For those of us working in the field of social innovation, this is nothing new. But it’s promising to hear such explicit recognition by a corporate global leader that the fate of his company and the rest of industry is inextricably tied in to that of the Earth and its resources.
This week, the Hub hosted a game called Perspectivity that teaches the social dynamics of sustainability and brings to the forefront the game-shift required by business and governments if we are to tackle climate change.
Each round, we had to decide how to allocate funds for building roads and power stations and were told that the winner would be assessed solely on the amount of revenue made by the end of the game.
The catch was that if there were more than a certain number of “dirty” power stations on the board at the end of each round, a natural disaster (or several) would be unleashed, causing random destruction to the infrastructure in which we’d invested. The idea was that we should be encouraged to make pacts among the players to upgrade our power stations to more expensive, but no more lucrative, clean-energy power stations to avert environmental disaster.
Surprisingly, for a group made up primarily of environmentalists and social entrepreneurs, individualist strategies and reckless risk-taking ruled the day. In the reluctance to reduce our potential revenue, we laid ourselves bare to a chain of natural disasters of biblical proportions.
The speed and ease with which selfish unilateralist tactics took over when profit was the sole measure of success was unnerving to say the least, and helped us to understand the psychology of global businesses motivated by the single bottom line. Despite the fact that unsustainable development put us personally at risk in the long term, it was difficult to appreciate the less tangible benefits of building green.

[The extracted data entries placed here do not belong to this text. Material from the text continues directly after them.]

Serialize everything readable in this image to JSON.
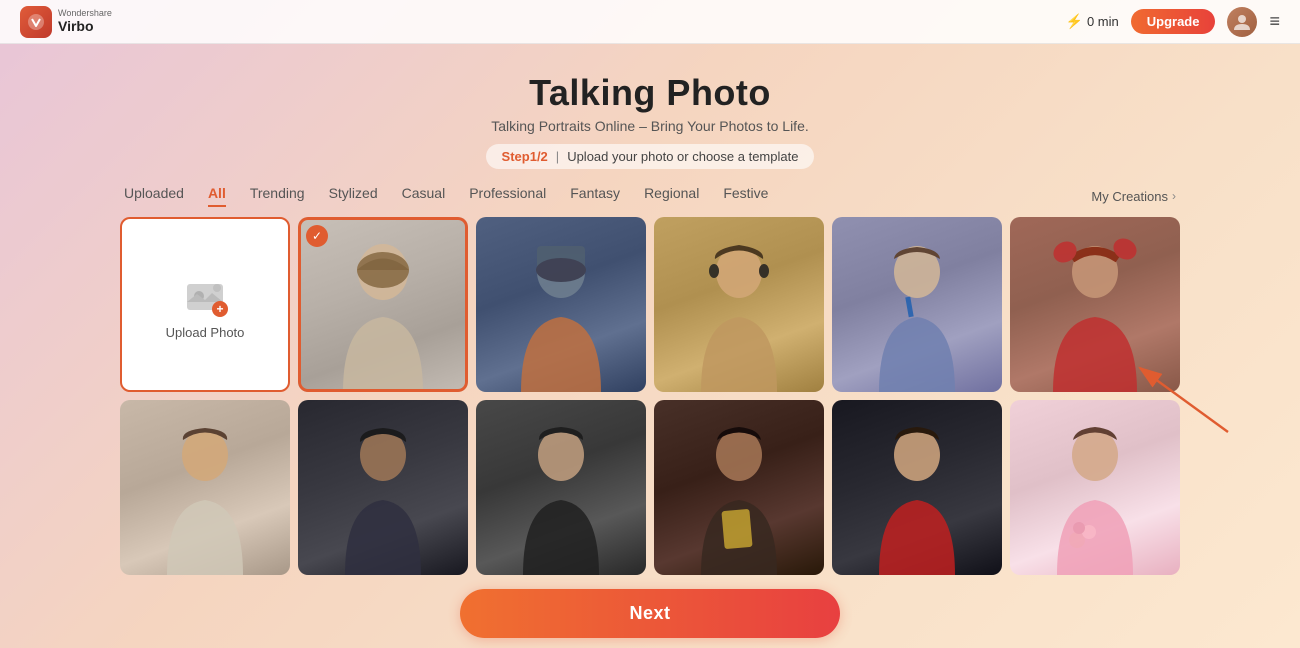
{
  "app": {
    "name": "Virbo",
    "brand": "Wondershare",
    "logo_letter": "V"
  },
  "header": {
    "coins": "0 min",
    "upgrade_label": "Upgrade",
    "menu_icon": "≡"
  },
  "page": {
    "title": "Talking Photo",
    "subtitle": "Talking Portraits Online – Bring Your Photos to Life.",
    "step_label": "Step1/2",
    "step_divider": "|",
    "step_desc": "Upload your photo or choose a template"
  },
  "tabs": {
    "items": [
      {
        "label": "Uploaded",
        "active": false
      },
      {
        "label": "All",
        "active": true
      },
      {
        "label": "Trending",
        "active": false
      },
      {
        "label": "Stylized",
        "active": false
      },
      {
        "label": "Casual",
        "active": false
      },
      {
        "label": "Professional",
        "active": false
      },
      {
        "label": "Fantasy",
        "active": false
      },
      {
        "label": "Regional",
        "active": false
      },
      {
        "label": "Festive",
        "active": false
      }
    ],
    "my_creations": "My Creations"
  },
  "grid": {
    "upload_label": "Upload Photo",
    "photos": [
      {
        "id": 1,
        "selected": true,
        "color_class": "photo-1",
        "desc": "Woman in silver corridor"
      },
      {
        "id": 2,
        "selected": false,
        "color_class": "photo-2",
        "desc": "Cyborg warrior"
      },
      {
        "id": 3,
        "selected": false,
        "color_class": "photo-3",
        "desc": "Young man with headphones"
      },
      {
        "id": 4,
        "selected": false,
        "color_class": "photo-4",
        "desc": "Woman in plaid blazer"
      },
      {
        "id": 5,
        "selected": false,
        "color_class": "photo-5",
        "desc": "Woman in red ruffle"
      },
      {
        "id": 6,
        "selected": false,
        "color_class": "photo-6",
        "desc": "Young man casual"
      },
      {
        "id": 7,
        "selected": false,
        "color_class": "photo-7",
        "desc": "Dark female warrior"
      },
      {
        "id": 8,
        "selected": false,
        "color_class": "photo-8",
        "desc": "Man in dark jacket"
      },
      {
        "id": 9,
        "selected": false,
        "color_class": "photo-9",
        "desc": "Woman with gold card"
      },
      {
        "id": 10,
        "selected": false,
        "color_class": "photo-11",
        "desc": "Young man in red"
      },
      {
        "id": 11,
        "selected": false,
        "color_class": "photo-12",
        "desc": "Woman with pink flowers"
      }
    ]
  },
  "next_button": {
    "label": "Next"
  }
}
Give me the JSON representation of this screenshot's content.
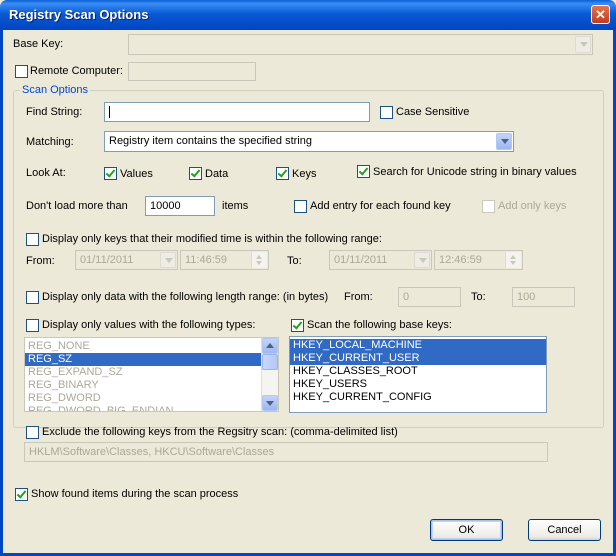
{
  "window": {
    "title": "Registry Scan Options",
    "close_glyph": "✕"
  },
  "base_key": {
    "label": "Base Key:",
    "value": ""
  },
  "remote_computer": {
    "label": "Remote Computer:",
    "checked": false,
    "value": ""
  },
  "scan_options": {
    "legend": "Scan Options",
    "find_string": {
      "label": "Find String:",
      "value": ""
    },
    "case_sensitive": {
      "label": "Case Sensitive",
      "checked": false
    },
    "matching": {
      "label": "Matching:",
      "value": "Registry item contains the specified string"
    },
    "look_at": {
      "label": "Look At:",
      "values": {
        "label": "Values",
        "checked": true
      },
      "data": {
        "label": "Data",
        "checked": true
      },
      "keys": {
        "label": "Keys",
        "checked": true
      },
      "unicode": {
        "label": "Search for Unicode string in binary values",
        "checked": true
      }
    },
    "dont_load": {
      "label": "Don't load more than",
      "value": "10000",
      "units": "items"
    },
    "add_entry": {
      "label": "Add entry for each found key",
      "checked": false
    },
    "add_only_keys": {
      "label": "Add only keys",
      "checked": false
    }
  },
  "modified_time": {
    "label": "Display only keys that their modified time is within the following range:",
    "checked": false,
    "from_label": "From:",
    "from_date": "01/11/2011",
    "from_time": "11:46:59",
    "to_label": "To:",
    "to_date": "01/11/2011",
    "to_time": "12:46:59"
  },
  "length_range": {
    "label": "Display only data with the following length range: (in bytes)",
    "checked": false,
    "from_label": "From:",
    "from_value": "0",
    "to_label": "To:",
    "to_value": "100"
  },
  "value_types": {
    "label": "Display only values with the following types:",
    "checked": false,
    "items": [
      "REG_NONE",
      "REG_SZ",
      "REG_EXPAND_SZ",
      "REG_BINARY",
      "REG_DWORD",
      "REG_DWORD_BIG_ENDIAN"
    ],
    "selected": [
      "REG_SZ"
    ]
  },
  "base_keys": {
    "label": "Scan the following base keys:",
    "checked": true,
    "items": [
      "HKEY_LOCAL_MACHINE",
      "HKEY_CURRENT_USER",
      "HKEY_CLASSES_ROOT",
      "HKEY_USERS",
      "HKEY_CURRENT_CONFIG"
    ],
    "selected": [
      "HKEY_LOCAL_MACHINE",
      "HKEY_CURRENT_USER"
    ]
  },
  "exclude": {
    "label": "Exclude the following keys from the Regsitry scan: (comma-delimited list)",
    "checked": false,
    "value": "HKLM\\Software\\Classes, HKCU\\Software\\Classes"
  },
  "show_found": {
    "label": "Show found items during the scan process",
    "checked": true
  },
  "buttons": {
    "ok": "OK",
    "cancel": "Cancel"
  }
}
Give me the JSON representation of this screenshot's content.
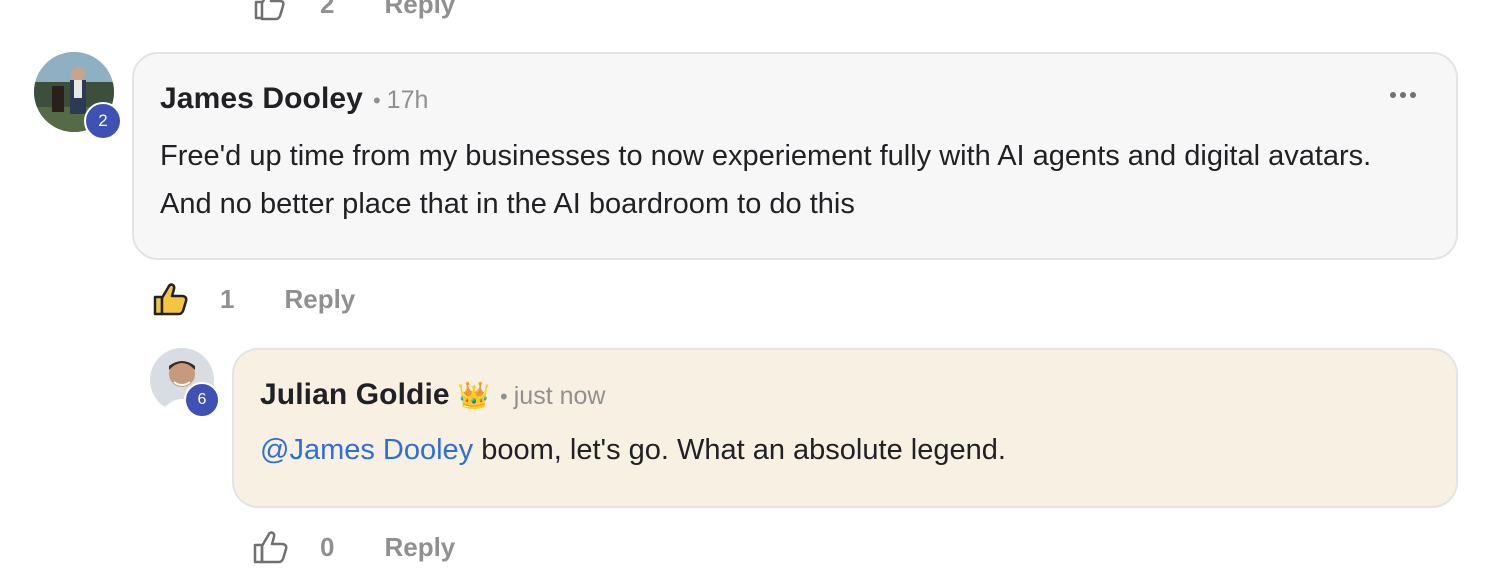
{
  "previous_comment": {
    "like_count": "2",
    "reply_label": "Reply"
  },
  "comments": [
    {
      "author": "James Dooley",
      "separator": "•",
      "time": "17h",
      "level": "2",
      "text": "Free'd up time from my businesses to now experiement fully with AI agents and digital avatars. And no better place that in the AI boardroom to do this",
      "like_count": "1",
      "reply_label": "Reply",
      "liked": true
    }
  ],
  "reply": {
    "author": "Julian Goldie",
    "badge_emoji": "👑",
    "separator": "•",
    "time": "just now",
    "level": "6",
    "mention": "@James Dooley",
    "text": " boom, let's go. What an absolute legend.",
    "like_count": "0",
    "reply_label": "Reply",
    "liked": false
  },
  "colors": {
    "level_badge": "#3f51b5",
    "mention": "#2f6ed4",
    "comment_bubble": "#f7f7f7",
    "reply_bubble": "#f8f1e3",
    "liked_icon_fill": "#f5c542"
  }
}
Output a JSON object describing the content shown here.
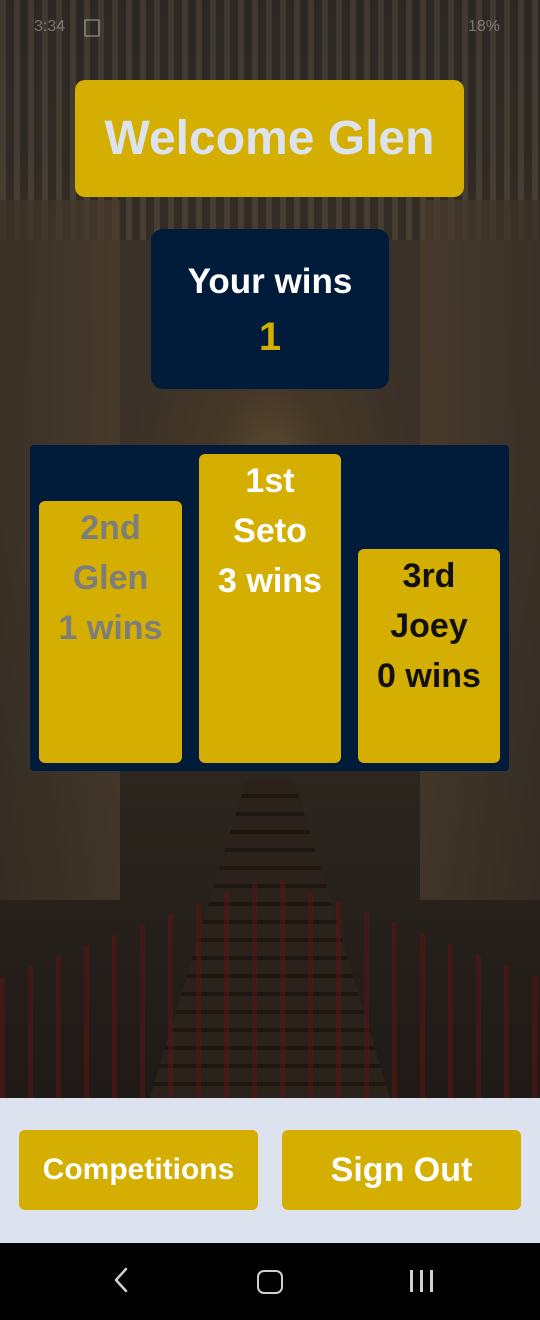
{
  "statusbar": {
    "time": "3:34",
    "battery": "18%"
  },
  "header": {
    "welcome_text": "Welcome Glen"
  },
  "wins_card": {
    "label": "Your wins",
    "count": "1"
  },
  "podium": {
    "second": {
      "place": "2nd",
      "name": "Glen",
      "wins": "1 wins"
    },
    "first": {
      "place": "1st",
      "name": "Seto",
      "wins": "3 wins"
    },
    "third": {
      "place": "3rd",
      "name": "Joey",
      "wins": "0 wins"
    }
  },
  "actions": {
    "competitions_label": "Competitions",
    "sign_out_label": "Sign Out"
  },
  "navbar": {
    "back": "back-icon",
    "home": "home-icon",
    "recents": "recents-icon"
  },
  "colors": {
    "gold": "#d4ae00",
    "navy": "#011b3a",
    "light": "#dde3ee"
  }
}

Puma, and its parent company, the PPR Group, which also owns fashion brands such as Gucci, say that these measurements of environmental profit and loss are just the first stage of the journey for them. The organisation says it plans to measure further environmental impacts such as acid rain and waste, and social impacts such as working conditions and fair wages.
Now Puma has pioneered this approach, hopefully others will be keen to follow suit and perhaps even, in the spirit of business competitiveness, to go a step further.
Commodifying the environment in this way may seem distasteful for some in the environmental movement, but it could represent the best opportunity for creating meaningful change in how businesses operate.
It seems this game of environmental Monopoly has taken a new turn, the rules have been re-written, and perhaps we could all, in the future, be the winners.